The D-3 (lambda 5876) and lambda 10830 lines arising from triplet levels in neutral helium appear in absorption in active (plage) regions on the Sun and, by implication, in the active regions on Sun-like (F-early K) stars. These features either do not occur, or appear only very weakly, in the quite solar (or stellar) photosphere. Hence, these diagnostics are ideal tracers of magnetic regions outside of cool spots. The appearance of D-3 and lambda 10830 in absorption immediately suggests that these lines can be utilized to infer the fractional area coverage, or filling factor, of active regions on stellar surfaces if their intrinsic absorption strengths in these regions are known. In particular, a meaningful lower limit to the active region filling factor can be deduced if the maximum absorption equivalent width (W-max) in D-3 or lambda 10830 as either appears in stellar analogs of solar plages can be estimated. We develop this approach by constructing a grid of model chromospheres based on the VAL C model of the quiet solar chromosphere. This thermal structure is superposed on published models for F and G dwarf photospheres. We solve for the non-LTE ionization of hydrogen to infer chromospheric electron densities. We then perform a multilevel, non-LTE computation of the helium triplet lines in the sequence of model chromospheres, taking into account the potential effects of coronal XUV back radiation on the line formation. We conservatively estimate that W-max approximate to 100-150 m Angstrom for D-3 in both F and G dwarfs. The implied lower limits to the filling factor of plagelike regions can be similar to 20% among active solar-type stars.
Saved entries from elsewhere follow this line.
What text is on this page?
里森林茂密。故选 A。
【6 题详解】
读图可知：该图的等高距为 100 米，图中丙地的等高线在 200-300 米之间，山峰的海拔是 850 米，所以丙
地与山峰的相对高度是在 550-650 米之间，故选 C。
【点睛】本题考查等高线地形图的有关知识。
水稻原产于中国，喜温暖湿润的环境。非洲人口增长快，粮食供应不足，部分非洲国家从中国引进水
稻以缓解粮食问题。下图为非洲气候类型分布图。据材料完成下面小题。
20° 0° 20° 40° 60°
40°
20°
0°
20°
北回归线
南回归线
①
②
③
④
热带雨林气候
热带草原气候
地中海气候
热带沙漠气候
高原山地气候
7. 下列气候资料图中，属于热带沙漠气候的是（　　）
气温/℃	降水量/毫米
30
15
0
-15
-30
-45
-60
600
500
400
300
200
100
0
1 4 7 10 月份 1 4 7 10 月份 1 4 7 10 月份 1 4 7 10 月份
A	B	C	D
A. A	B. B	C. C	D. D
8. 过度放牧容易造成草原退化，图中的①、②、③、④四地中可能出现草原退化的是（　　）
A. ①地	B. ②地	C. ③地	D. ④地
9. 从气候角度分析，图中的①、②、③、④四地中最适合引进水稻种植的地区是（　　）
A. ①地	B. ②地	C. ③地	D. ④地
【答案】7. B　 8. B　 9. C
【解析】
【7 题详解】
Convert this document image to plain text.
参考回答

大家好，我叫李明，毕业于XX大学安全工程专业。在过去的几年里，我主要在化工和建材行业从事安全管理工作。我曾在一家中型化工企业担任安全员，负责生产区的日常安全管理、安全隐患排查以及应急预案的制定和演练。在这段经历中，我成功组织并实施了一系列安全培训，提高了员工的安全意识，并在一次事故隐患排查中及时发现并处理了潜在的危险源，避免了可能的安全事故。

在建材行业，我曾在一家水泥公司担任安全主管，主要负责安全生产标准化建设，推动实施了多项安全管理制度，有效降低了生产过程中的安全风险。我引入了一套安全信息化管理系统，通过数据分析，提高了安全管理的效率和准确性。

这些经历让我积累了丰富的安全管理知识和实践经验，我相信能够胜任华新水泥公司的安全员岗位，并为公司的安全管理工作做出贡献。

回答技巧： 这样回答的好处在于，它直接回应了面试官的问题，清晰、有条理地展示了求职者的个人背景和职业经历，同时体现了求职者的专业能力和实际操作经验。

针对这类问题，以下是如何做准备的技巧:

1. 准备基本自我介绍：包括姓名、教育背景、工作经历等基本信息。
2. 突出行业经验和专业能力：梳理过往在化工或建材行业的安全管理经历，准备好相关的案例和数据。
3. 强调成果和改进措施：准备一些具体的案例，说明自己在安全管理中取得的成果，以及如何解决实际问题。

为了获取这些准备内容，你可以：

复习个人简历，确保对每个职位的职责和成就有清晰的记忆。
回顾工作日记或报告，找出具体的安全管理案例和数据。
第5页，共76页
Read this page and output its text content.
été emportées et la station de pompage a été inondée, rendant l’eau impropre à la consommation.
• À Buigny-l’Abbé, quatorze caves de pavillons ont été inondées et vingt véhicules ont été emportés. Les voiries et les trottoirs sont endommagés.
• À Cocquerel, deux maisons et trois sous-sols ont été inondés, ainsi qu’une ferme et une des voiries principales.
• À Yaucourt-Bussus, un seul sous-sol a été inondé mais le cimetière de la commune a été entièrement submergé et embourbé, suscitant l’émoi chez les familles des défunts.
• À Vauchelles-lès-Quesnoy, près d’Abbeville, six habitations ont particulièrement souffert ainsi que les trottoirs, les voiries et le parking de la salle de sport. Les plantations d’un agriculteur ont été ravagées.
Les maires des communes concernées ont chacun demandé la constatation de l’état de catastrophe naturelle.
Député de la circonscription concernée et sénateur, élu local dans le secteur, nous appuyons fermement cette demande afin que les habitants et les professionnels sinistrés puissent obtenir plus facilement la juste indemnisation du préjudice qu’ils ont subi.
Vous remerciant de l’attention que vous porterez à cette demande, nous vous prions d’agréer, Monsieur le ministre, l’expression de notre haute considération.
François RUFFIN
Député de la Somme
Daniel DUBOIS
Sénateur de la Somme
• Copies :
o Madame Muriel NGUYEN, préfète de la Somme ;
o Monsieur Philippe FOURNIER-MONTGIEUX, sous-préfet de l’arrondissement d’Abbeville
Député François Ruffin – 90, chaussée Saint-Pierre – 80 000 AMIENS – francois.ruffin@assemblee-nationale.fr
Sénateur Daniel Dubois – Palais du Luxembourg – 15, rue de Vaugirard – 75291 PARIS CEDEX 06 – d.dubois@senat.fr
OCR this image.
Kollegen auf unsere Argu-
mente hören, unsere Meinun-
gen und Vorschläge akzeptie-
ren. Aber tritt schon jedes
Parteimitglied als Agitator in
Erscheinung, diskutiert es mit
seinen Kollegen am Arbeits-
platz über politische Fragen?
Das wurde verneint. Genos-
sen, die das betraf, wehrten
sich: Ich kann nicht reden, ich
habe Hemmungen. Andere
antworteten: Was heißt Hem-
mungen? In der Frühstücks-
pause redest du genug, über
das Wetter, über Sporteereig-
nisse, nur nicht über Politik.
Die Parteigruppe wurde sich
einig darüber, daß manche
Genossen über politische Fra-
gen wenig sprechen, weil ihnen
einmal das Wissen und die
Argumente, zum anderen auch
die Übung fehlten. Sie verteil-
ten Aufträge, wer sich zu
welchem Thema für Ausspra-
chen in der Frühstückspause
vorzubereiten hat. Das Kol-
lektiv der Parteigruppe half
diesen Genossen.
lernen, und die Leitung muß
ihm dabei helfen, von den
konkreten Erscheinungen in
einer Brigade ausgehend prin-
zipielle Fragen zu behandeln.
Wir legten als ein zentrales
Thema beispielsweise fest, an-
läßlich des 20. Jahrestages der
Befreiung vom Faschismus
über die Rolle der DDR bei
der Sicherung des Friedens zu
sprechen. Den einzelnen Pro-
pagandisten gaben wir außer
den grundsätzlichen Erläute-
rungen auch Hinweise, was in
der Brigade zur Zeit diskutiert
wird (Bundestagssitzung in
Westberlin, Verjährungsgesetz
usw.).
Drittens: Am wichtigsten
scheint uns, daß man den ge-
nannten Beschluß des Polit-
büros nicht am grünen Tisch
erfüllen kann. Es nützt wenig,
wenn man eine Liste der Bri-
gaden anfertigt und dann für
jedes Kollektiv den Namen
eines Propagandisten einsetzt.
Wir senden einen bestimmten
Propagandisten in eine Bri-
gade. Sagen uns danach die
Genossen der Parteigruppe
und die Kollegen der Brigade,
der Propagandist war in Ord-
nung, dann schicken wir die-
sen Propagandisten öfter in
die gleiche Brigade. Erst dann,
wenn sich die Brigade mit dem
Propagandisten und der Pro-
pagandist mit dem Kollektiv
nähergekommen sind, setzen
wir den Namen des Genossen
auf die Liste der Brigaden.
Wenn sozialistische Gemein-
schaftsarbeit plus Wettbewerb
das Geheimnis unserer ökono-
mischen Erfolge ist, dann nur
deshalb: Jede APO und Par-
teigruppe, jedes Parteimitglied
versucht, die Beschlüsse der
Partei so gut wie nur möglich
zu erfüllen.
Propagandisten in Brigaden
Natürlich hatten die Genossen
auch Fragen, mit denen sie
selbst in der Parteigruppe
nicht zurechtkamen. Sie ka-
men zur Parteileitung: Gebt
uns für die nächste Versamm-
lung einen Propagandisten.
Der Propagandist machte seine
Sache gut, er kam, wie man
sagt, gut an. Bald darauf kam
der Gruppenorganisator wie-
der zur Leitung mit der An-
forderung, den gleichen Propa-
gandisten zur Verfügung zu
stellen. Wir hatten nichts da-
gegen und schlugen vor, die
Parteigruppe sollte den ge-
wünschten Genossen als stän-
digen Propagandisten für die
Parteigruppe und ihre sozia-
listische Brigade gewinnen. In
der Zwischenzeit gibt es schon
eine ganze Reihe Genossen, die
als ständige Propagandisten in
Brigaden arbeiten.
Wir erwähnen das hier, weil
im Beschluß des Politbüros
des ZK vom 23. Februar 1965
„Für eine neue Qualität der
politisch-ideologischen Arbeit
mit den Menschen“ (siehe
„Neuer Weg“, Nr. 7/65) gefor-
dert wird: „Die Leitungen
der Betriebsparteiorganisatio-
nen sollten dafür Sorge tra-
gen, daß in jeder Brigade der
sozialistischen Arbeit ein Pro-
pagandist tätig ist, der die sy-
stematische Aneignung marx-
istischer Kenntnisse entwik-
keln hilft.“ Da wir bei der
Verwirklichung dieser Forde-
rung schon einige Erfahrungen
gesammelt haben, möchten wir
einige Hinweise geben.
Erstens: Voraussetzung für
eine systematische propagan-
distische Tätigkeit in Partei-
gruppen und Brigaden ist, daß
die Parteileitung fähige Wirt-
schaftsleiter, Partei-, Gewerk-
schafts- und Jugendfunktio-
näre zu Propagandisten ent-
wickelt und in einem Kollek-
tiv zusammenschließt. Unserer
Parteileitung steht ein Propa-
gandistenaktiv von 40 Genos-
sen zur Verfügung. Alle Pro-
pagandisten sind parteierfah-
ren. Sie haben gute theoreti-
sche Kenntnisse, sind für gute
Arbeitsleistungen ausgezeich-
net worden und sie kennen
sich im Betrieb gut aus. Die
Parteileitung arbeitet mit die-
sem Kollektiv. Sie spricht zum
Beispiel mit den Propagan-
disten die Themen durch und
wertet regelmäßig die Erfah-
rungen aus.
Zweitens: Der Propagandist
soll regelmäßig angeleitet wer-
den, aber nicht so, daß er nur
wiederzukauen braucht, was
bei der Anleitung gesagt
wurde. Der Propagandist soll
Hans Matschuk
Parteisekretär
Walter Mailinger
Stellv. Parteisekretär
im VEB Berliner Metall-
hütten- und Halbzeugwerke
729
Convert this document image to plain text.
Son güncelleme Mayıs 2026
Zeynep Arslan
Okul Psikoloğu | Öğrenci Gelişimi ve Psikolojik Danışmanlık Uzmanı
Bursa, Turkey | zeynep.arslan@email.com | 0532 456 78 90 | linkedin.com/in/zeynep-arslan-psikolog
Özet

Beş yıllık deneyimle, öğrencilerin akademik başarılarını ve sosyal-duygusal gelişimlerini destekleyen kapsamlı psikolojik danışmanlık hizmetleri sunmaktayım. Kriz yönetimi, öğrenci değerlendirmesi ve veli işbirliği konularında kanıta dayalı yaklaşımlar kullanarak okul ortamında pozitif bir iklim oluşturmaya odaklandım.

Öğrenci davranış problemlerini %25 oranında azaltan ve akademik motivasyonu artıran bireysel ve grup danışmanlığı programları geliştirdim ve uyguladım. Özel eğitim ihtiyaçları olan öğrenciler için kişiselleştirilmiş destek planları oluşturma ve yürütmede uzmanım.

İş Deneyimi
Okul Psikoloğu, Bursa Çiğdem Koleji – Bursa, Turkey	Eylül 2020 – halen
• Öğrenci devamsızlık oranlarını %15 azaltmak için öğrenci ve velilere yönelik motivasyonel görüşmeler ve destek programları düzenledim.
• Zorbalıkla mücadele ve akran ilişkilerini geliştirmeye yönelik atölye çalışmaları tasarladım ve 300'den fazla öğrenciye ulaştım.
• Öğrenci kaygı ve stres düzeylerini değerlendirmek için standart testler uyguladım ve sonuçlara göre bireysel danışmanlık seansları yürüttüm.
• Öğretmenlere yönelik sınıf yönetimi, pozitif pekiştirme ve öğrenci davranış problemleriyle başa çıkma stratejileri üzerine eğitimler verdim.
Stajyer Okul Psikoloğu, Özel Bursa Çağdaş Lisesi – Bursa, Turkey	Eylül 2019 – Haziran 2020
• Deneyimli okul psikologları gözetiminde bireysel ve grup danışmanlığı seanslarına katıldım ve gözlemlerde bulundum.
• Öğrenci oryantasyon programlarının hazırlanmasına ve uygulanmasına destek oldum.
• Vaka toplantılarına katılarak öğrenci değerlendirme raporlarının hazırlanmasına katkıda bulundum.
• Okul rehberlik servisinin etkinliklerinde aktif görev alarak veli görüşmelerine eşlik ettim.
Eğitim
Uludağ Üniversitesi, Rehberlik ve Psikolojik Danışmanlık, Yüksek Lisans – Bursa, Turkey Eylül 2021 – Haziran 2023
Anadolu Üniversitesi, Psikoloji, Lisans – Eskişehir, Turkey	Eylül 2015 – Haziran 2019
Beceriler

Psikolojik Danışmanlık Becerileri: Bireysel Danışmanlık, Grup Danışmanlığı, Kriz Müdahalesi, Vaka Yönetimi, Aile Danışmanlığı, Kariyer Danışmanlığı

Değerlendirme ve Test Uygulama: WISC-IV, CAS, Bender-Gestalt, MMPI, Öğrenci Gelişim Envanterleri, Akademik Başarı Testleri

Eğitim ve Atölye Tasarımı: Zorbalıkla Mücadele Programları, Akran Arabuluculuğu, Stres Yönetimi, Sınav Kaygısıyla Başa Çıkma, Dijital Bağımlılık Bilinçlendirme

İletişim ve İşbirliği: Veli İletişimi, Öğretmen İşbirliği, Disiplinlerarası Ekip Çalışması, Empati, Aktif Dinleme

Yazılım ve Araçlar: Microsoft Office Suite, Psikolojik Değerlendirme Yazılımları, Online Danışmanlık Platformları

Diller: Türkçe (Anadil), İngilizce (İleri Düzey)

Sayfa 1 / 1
We extend this approach by investigating a method by which the actual filling factor can be deduced through a study of the joint response of D-3 and lambda 10830 to chromospheric nonradiative heating. We emphasize that our filling factor estimates indicate the area coverage at the height of formation of the helium triplet lines in the active chromosphere. Because of field line spreading with height, filling factors based on chromospheric lines are expected to exceed estimates based on purely photospheric lines. Finally, we discuss the relative importance of collisional and photoionization processes in the formation of these important diagnostics.